Not just freaks and geeks and guys
Think of the word “scientist” and the word “mad” seems to pop up unbidden onto the mental viewing screen. Dr. Frankenstein. Dr. Strangelove. Dr. Evil. That’s exactly the image of scientists that a new program for middle school girls wants to combat.
“The stereotype of wild-haired, wild-eyed people doing science is just that — a stereotype,” said Christine Massey, director of Pennlincs, an educational outreach program of the Institute for Research in Cognitive Science. “Lots of interesting people all over the world do science, not just socially inept nerds.”
That, at least, is what a Pennlincs project, Agents for Change: Robotics for Girls, funded by an $875,000 grant from the National Science Foundation, is trying to prove.
In cooperation with two Philadelphia School District clusters, one in University City, the other in Northeast Philly, Robotics for Girls will focus particularly on trying to get middle school girls and minorities to become interested in science. Women, lower socioeconomic groups and ethnic minorities are underrepresented in many high-tech fields.
In programs during school, after school and in intensive summer institutes, kids will learn about hands-on scientific problem-solving — by building robots. The program, which began its funding last month, will also instruct teachers on how to teach with robotics kits, and it will serve as a research tool on how to get different groups interested in science.
The goal, Massey said, after some trial and error, is to end up with a model for a national program.
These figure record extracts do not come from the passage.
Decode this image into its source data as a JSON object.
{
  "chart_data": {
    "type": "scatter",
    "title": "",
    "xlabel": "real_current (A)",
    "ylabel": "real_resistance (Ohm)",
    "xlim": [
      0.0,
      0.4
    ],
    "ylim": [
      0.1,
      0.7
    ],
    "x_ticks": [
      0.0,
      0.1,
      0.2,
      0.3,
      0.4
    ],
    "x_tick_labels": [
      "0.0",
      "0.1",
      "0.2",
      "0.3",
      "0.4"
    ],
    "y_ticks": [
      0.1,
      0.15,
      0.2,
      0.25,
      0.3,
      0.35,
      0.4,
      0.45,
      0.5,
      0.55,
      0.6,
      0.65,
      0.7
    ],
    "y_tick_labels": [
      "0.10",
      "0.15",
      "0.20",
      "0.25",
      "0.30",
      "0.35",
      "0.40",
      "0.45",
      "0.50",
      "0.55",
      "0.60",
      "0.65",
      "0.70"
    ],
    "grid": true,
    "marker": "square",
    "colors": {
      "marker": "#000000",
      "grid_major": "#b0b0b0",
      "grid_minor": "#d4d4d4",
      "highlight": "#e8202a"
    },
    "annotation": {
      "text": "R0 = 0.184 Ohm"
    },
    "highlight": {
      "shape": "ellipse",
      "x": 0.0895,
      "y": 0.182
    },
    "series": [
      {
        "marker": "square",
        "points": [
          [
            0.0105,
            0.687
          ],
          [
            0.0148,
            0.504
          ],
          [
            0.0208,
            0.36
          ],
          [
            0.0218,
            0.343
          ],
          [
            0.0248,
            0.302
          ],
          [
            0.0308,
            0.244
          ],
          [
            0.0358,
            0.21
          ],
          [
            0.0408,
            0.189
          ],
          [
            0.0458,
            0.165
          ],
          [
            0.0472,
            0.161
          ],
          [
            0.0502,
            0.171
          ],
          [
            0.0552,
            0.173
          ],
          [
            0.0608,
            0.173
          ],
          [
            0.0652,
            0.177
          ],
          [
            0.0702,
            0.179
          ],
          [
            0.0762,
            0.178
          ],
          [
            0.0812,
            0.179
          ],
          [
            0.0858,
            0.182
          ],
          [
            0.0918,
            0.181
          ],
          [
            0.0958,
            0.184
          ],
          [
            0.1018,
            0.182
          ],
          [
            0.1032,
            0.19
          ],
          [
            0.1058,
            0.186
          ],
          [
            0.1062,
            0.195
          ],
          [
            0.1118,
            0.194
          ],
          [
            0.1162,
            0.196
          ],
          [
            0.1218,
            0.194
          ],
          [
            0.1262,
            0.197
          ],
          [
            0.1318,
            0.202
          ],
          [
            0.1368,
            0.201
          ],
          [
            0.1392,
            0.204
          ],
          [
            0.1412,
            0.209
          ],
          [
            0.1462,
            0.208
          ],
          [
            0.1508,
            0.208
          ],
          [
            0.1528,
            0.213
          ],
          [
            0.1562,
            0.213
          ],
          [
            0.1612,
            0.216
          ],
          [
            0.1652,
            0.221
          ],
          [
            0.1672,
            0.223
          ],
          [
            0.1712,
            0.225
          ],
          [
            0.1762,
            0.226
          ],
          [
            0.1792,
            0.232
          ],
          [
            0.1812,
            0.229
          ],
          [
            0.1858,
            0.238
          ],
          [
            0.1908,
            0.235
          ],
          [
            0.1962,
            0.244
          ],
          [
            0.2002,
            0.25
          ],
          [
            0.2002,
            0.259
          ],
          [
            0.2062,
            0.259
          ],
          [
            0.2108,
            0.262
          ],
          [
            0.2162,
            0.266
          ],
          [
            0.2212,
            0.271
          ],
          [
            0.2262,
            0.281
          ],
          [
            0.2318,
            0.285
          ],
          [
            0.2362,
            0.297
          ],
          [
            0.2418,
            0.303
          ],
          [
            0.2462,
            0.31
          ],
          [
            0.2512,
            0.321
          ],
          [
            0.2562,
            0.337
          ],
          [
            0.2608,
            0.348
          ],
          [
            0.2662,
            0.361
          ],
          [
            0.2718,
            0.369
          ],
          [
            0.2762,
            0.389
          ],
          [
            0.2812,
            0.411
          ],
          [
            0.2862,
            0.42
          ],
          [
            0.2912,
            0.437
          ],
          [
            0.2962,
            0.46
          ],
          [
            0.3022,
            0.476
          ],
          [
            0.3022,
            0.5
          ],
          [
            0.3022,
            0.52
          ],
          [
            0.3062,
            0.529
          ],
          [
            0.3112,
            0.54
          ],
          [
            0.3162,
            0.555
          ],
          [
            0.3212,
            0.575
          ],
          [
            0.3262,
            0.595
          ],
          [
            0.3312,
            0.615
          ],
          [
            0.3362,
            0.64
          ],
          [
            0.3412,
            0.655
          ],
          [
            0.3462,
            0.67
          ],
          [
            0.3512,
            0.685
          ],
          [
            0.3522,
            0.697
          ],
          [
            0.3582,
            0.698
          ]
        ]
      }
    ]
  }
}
The robotics project is an outgrowth of a successful cooperative venture between the Penn robotics lab and Baldi Middle School’s robotics club. The Baldi students approached the lab because they wanted to learn the computer language C++ in order to program their robots.
“Kids will take on technology in service of solving a problem they have claimed as theirs,” Massey said. “They eat it up.”
Many children in the robotics project will have had little, if any, exposure to robotics. “The nice thing about robotics is there’s a lot of different kits that come in different levels of difficulty,” Massey explained. “They can get progressively more complicated to the point that they are considerably sophisticated.”
Students will take field trips to Penn’s GRASP (General Robotics and Active Sensory Perception) lab to see how working scientists tackle problems. “Kids can take what they’re doing with simpler robots and see the same ideas played out in a more sophisticated way,” Massey said.
One goal of the project is to make sure young students don’t prescreen themselves from a technical career — some students find that by the time they reach college, they’re already too far behind in science and math skills.
“Often math is the gatekeeper,” Massey said. “Kids don’t see the point in taking math, so they’re off the track. Past that point they never get back on.”
Massey believes that most people can achieve more in science and math than they think. “Science and math have been treated in this country as elite subjects,” she said. “There’s an idea that you have to have a special kind of brain to do science. We want to show kids that’s not true.”